Crosby acted more like an agitating fourth liner in Game 1, and then opened the floodgates with four turnovers in the first two periods of Game 2, including a foolish attempt at a cross-ice pass on a bouncing puck on the very first shift of the game. The puck predictably bounced right to Brad Marchand moving in the opposite direction, and the Penguins were already in a 1-0 hole just 28 seconds into the game.

Crosby chastised himself and his team for being “terrible” afterward. It’s an apt description given. These have been the worst back-to-back playoff games in Crosby’s NHL career.

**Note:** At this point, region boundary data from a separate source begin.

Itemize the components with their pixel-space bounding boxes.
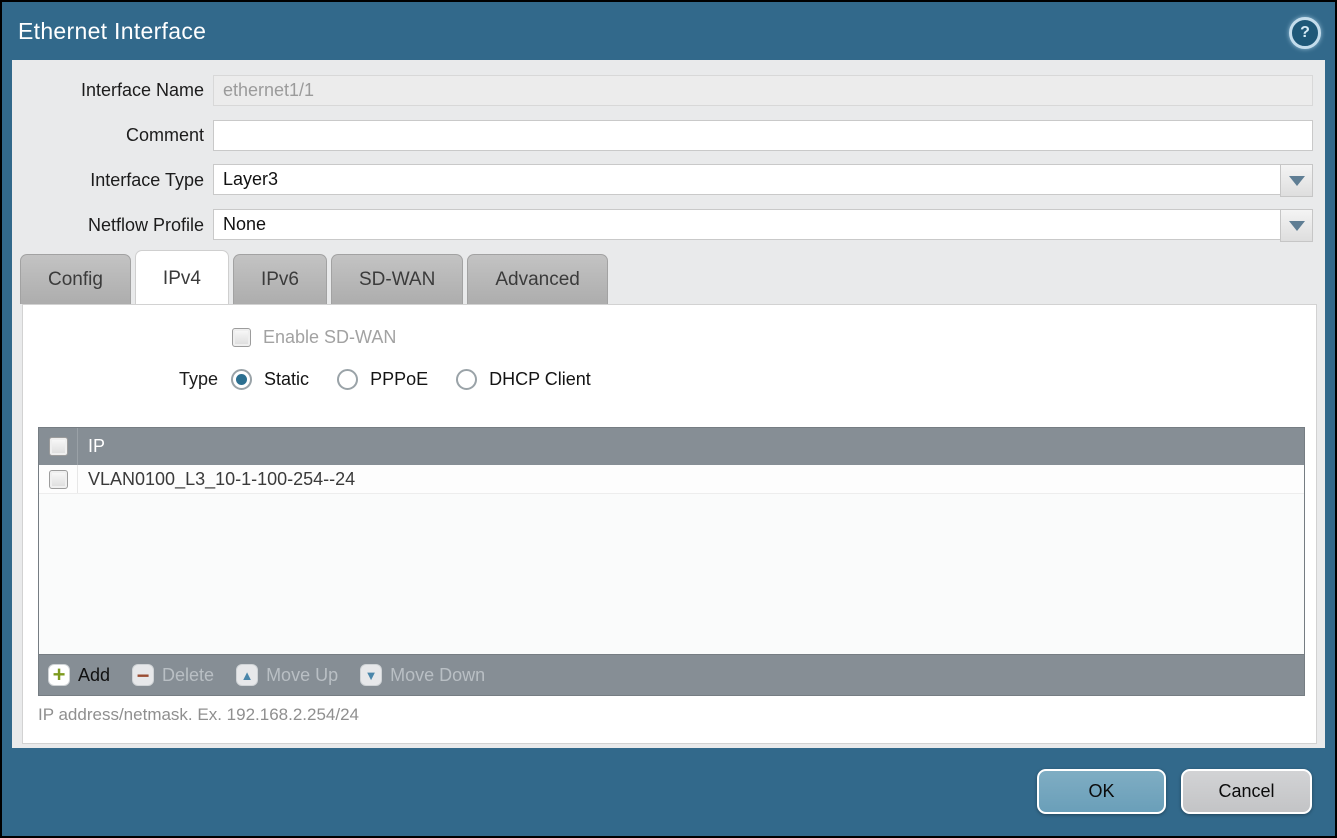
tab-bar: Config IPv4 IPv6 SD-WAN Advanced [20, 254, 612, 304]
add-button[interactable]: + Add [48, 664, 110, 686]
enable-sdwan-checkbox[interactable] [232, 328, 251, 347]
row-checkbox[interactable] [49, 470, 68, 489]
radio-static[interactable] [231, 369, 252, 390]
radio-dhcp[interactable] [456, 369, 477, 390]
interface-type-label: Interface Type [12, 170, 213, 191]
row-ip-value: VLAN0100_L3_10-1-100-254--24 [78, 469, 355, 490]
radio-option-dhcp[interactable]: DHCP Client [456, 369, 591, 390]
ok-button[interactable]: OK [1037, 769, 1166, 814]
enable-sdwan-label: Enable SD-WAN [263, 327, 396, 348]
help-icon[interactable]: ? [1289, 17, 1321, 49]
arrow-up-icon: ▲ [236, 664, 258, 686]
dialog-title: Ethernet Interface [18, 18, 206, 45]
delete-button[interactable]: − Delete [132, 664, 214, 686]
chevron-down-icon [1289, 221, 1305, 231]
move-up-button[interactable]: ▲ Move Up [236, 664, 338, 686]
tab-sdwan[interactable]: SD-WAN [331, 254, 463, 304]
table-toolbar: + Add − Delete ▲ Move Up ▼ Move Down [39, 654, 1304, 695]
comment-label: Comment [12, 125, 213, 146]
arrow-down-icon: ▼ [360, 664, 382, 686]
comment-field[interactable] [213, 120, 1313, 151]
chevron-down-icon [1289, 176, 1305, 186]
type-label: Type [179, 369, 218, 390]
select-all-checkbox[interactable] [49, 437, 68, 456]
radio-dhcp-label: DHCP Client [489, 369, 591, 390]
netflow-profile-dropdown-button[interactable] [1280, 209, 1313, 242]
ip-table: IP VLAN0100_L3_10-1-100-254--24 + Add − … [38, 427, 1305, 696]
tab-config[interactable]: Config [20, 254, 131, 304]
dialog-titlebar: Ethernet Interface ? [4, 2, 1333, 58]
minus-icon: − [132, 664, 154, 686]
interface-type-combo[interactable]: Layer3 [213, 164, 1313, 197]
plus-icon: + [48, 664, 70, 686]
tab-ipv4[interactable]: IPv4 [135, 250, 229, 304]
interface-name-field [213, 75, 1313, 106]
tab-ipv6[interactable]: IPv6 [233, 254, 327, 304]
type-radio-group: Type Static PPPoE DHCP Client [179, 369, 619, 390]
cancel-button[interactable]: Cancel [1181, 769, 1312, 814]
enable-sdwan-row: Enable SD-WAN [232, 327, 396, 348]
move-down-button[interactable]: ▼ Move Down [360, 664, 485, 686]
ip-table-header: IP [39, 428, 1304, 465]
radio-static-label: Static [264, 369, 309, 390]
tab-advanced[interactable]: Advanced [467, 254, 608, 304]
ip-format-hint: IP address/netmask. Ex. 192.168.2.254/24 [38, 705, 359, 725]
radio-pppoe-label: PPPoE [370, 369, 428, 390]
netflow-profile-value[interactable]: None [213, 209, 1280, 240]
radio-option-pppoe[interactable]: PPPoE [337, 369, 428, 390]
netflow-profile-label: Netflow Profile [12, 215, 213, 236]
radio-option-static[interactable]: Static [231, 369, 309, 390]
table-empty-area [39, 494, 1304, 654]
netflow-profile-combo[interactable]: None [213, 209, 1313, 242]
interface-type-value[interactable]: Layer3 [213, 164, 1280, 195]
interface-type-dropdown-button[interactable] [1280, 164, 1313, 197]
interface-name-label: Interface Name [12, 80, 213, 101]
ipv4-tab-panel: Enable SD-WAN Type Static PPPoE DHCP Cli… [22, 304, 1317, 744]
ethernet-interface-dialog: Ethernet Interface ? Interface Name Comm… [0, 0, 1337, 838]
ip-column-header: IP [78, 436, 105, 457]
radio-pppoe[interactable] [337, 369, 358, 390]
table-row[interactable]: VLAN0100_L3_10-1-100-254--24 [39, 465, 1304, 494]
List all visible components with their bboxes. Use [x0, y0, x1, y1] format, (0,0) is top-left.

Boston piled up two more goals against a soft Penguins defense moments later. First Nathan Horton bulled his way to the front of the net, and met little resistance when he knocked in a rebound goal. The whole play was started when Letang made an ill-advised clearing attempt that went right to the stick of Torey Krug at the point. Anybody that’s been watching these playoffs know good things follow when that happens.

But as much the chiding of the Penguins is well-deserved, the confident, dominating run the Bruins are on right now is a credit to them. Crosby and Malkin have been frustrated into quitting during games because Patrice Bergeron and Zdeno Chara have clamped down on them like a pair of Black and Gold vice grips. The Best Player in the World is being shut down by the Best Defensive Forward in the NHL, and the Pens have had zero answers for a structured, well-coached hockey team playing at the height of their game.

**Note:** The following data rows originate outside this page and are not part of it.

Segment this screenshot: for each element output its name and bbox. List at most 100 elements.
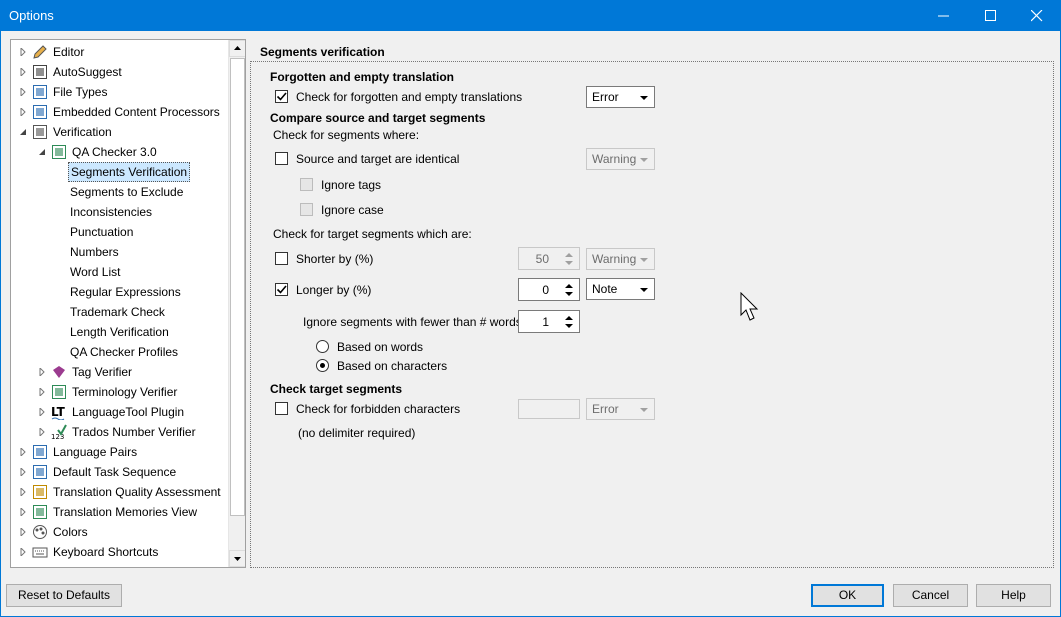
languagetool-icon: LT <box>51 405 66 420</box>
tree-item[interactable]: File Types <box>11 82 228 102</box>
forbidden-chars-input[interactable] <box>518 399 580 419</box>
autosuggest-icon <box>33 65 47 79</box>
chevron-right-icon[interactable] <box>20 88 28 96</box>
scroll-up-button[interactable] <box>229 40 245 57</box>
chevron-right-icon[interactable] <box>20 488 28 496</box>
arrow-up-icon <box>234 46 241 50</box>
tree-item-label: Embedded Content Processors <box>53 105 220 119</box>
tm-view-icon <box>33 505 47 519</box>
chevron-right-icon[interactable] <box>20 448 28 456</box>
forbidden-severity-select[interactable]: Error <box>586 398 655 420</box>
chevron-right-icon[interactable] <box>20 108 28 116</box>
tree-item[interactable]: AutoSuggest <box>11 62 228 82</box>
tree-item[interactable]: Segments Verification <box>11 162 228 182</box>
shorter-spinner[interactable]: 50 <box>518 247 580 270</box>
chevron-right-icon[interactable] <box>20 508 28 516</box>
maximize-button[interactable] <box>968 0 1014 31</box>
svg-text:123: 123 <box>51 433 64 440</box>
tree-item[interactable]: Length Verification <box>11 322 228 342</box>
verification-icon <box>33 125 47 139</box>
based-on-characters-radio[interactable] <box>316 359 329 372</box>
chevron-right-icon[interactable] <box>20 48 28 56</box>
tree-item[interactable]: QA Checker Profiles <box>11 342 228 362</box>
chevron-right-icon[interactable] <box>20 68 28 76</box>
chevron-down-icon[interactable] <box>39 148 47 156</box>
checkmark-icon <box>276 285 287 294</box>
chevron-right-icon[interactable] <box>20 528 28 536</box>
target-heading: Check target segments <box>270 382 403 396</box>
forgotten-severity-select[interactable]: Error <box>586 86 655 108</box>
tree-item[interactable]: Inconsistencies <box>11 202 228 222</box>
ignore-tags-label: Ignore tags <box>321 178 382 192</box>
spin-down-icon[interactable] <box>565 261 573 265</box>
tree-item[interactable]: Verification <box>11 122 228 142</box>
longer-spinner[interactable]: 0 <box>518 278 580 301</box>
longer-checkbox[interactable] <box>275 283 288 296</box>
tree-item-label: Keyboard Shortcuts <box>53 545 159 559</box>
scroll-thumb[interactable] <box>230 58 245 516</box>
target-intro: Check for target segments which are: <box>273 227 472 241</box>
tree-items: Editor AutoSuggest File Types Embedded Cont… <box>11 40 228 567</box>
spin-up-icon[interactable] <box>565 284 573 288</box>
tree-item-label: Colors <box>53 525 88 539</box>
based-on-words-radio[interactable] <box>316 340 329 353</box>
tree-item[interactable]: Word List <box>11 262 228 282</box>
identical-checkbox[interactable] <box>275 152 288 165</box>
longer-severity-select[interactable]: Note <box>586 278 655 300</box>
tree-item[interactable]: Colors <box>11 522 228 542</box>
tree-item-label: Segments Verification <box>68 162 191 182</box>
tree-item[interactable]: Regular Expressions <box>11 282 228 302</box>
tree-item[interactable]: Language Pairs <box>11 442 228 462</box>
tree-item-label: Regular Expressions <box>70 285 181 299</box>
spin-down-icon[interactable] <box>565 324 573 328</box>
tree-item[interactable]: Keyboard Shortcuts <box>11 542 228 562</box>
reset-defaults-button[interactable]: Reset to Defaults <box>6 584 122 607</box>
ignore-words-label: Ignore segments with fewer than # words: <box>303 315 526 329</box>
chevron-right-icon[interactable] <box>20 548 28 556</box>
title-bar: Options <box>0 0 1061 31</box>
forgotten-heading: Forgotten and empty translation <box>270 70 455 84</box>
help-button[interactable]: Help <box>976 584 1051 607</box>
tree-item[interactable]: Punctuation <box>11 222 228 242</box>
ok-button[interactable]: OK <box>811 584 884 607</box>
ignore-case-checkbox[interactable] <box>300 203 313 216</box>
spin-up-icon[interactable] <box>565 316 573 320</box>
tree-item-label: Trademark Check <box>70 305 165 319</box>
tree-item[interactable]: Trademark Check <box>11 302 228 322</box>
forbidden-checkbox[interactable] <box>275 402 288 415</box>
chevron-right-icon[interactable] <box>39 388 47 396</box>
chevron-right-icon[interactable] <box>20 468 28 476</box>
tree-item[interactable]: Terminology Verifier <box>11 382 228 402</box>
tree-item[interactable]: Translation Quality Assessment <box>11 482 228 502</box>
chevron-right-icon[interactable] <box>39 428 47 436</box>
tree-item[interactable]: 123 Trados Number Verifier <box>11 422 228 442</box>
scroll-down-button[interactable] <box>229 550 245 567</box>
ignore-tags-checkbox[interactable] <box>300 178 313 191</box>
minimize-button[interactable] <box>921 0 967 31</box>
tree-item[interactable]: QA Checker 3.0 <box>11 142 228 162</box>
identical-severity-select[interactable]: Warning <box>586 148 655 170</box>
tree-item-label: Editor <box>53 45 85 59</box>
shorter-checkbox[interactable] <box>275 252 288 265</box>
tree-item[interactable]: Tag Verifier <box>11 362 228 382</box>
tree-item[interactable]: Embedded Content Processors <box>11 102 228 122</box>
chevron-down-icon[interactable] <box>20 128 28 136</box>
ignore-words-spinner[interactable]: 1 <box>518 310 580 333</box>
forgotten-checkbox[interactable] <box>275 90 288 103</box>
options-tree[interactable]: Editor AutoSuggest File Types Embedded Cont… <box>10 39 246 568</box>
chevron-right-icon[interactable] <box>39 368 47 376</box>
tree-item[interactable]: Segments to Exclude <box>11 182 228 202</box>
tree-item[interactable]: Translation Memories View <box>11 502 228 522</box>
close-button[interactable] <box>1014 0 1060 31</box>
cancel-button[interactable]: Cancel <box>893 584 968 607</box>
forgotten-severity-value: Error <box>592 90 619 104</box>
tree-item[interactable]: Numbers <box>11 242 228 262</box>
shorter-severity-select[interactable]: Warning <box>586 248 655 270</box>
tree-item[interactable]: LT LanguageTool Plugin <box>11 402 228 422</box>
tree-item[interactable]: Editor <box>11 42 228 62</box>
tree-item[interactable]: Default Task Sequence <box>11 462 228 482</box>
chevron-right-icon[interactable] <box>39 408 47 416</box>
spin-down-icon[interactable] <box>565 292 573 296</box>
spin-up-icon[interactable] <box>565 253 573 257</box>
tree-scrollbar[interactable] <box>228 40 245 567</box>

A player like Bergeron could probably have another 15-20 points a season and be pumped up with much more hype if he cheated out of the defensive zone like Crosby and Malkin have chronically done in the first two games against Boston. But he plays every zone with an equal amount of responsibility and compete level, and it’s a big reason why the Bruins have the upper hand in the series.

Bruins forwards are also putting on a display of how skilled they are offensively. Behind closed doors, there must have been some eye-rolling and aggravation when everybody was waxing poetic about the greatness of a Penguins team that had accomplished nothing besides racking up goals against the Islanders and Senators in the playoffs.

Forwards like David Krejci, Lucic, Bergeron, Horton and Marchand are elite NHL players and accomplished offensive performers in their own right, and they put up the numbers when it matters during the playoffs. Perhaps fewer questions should have been asked about how the Bruins defense would handle a Pittsburgh offense averaging more than four goals per game during the postseason, and more conversation should have been generated about a flaccid Pittsburgh defense that would have to try to stop Boston’s best offensive players.

Things could all change on a dime if the Penguins are close to as good as everybody thought they were, but we now know that the Bruins are great in their own right.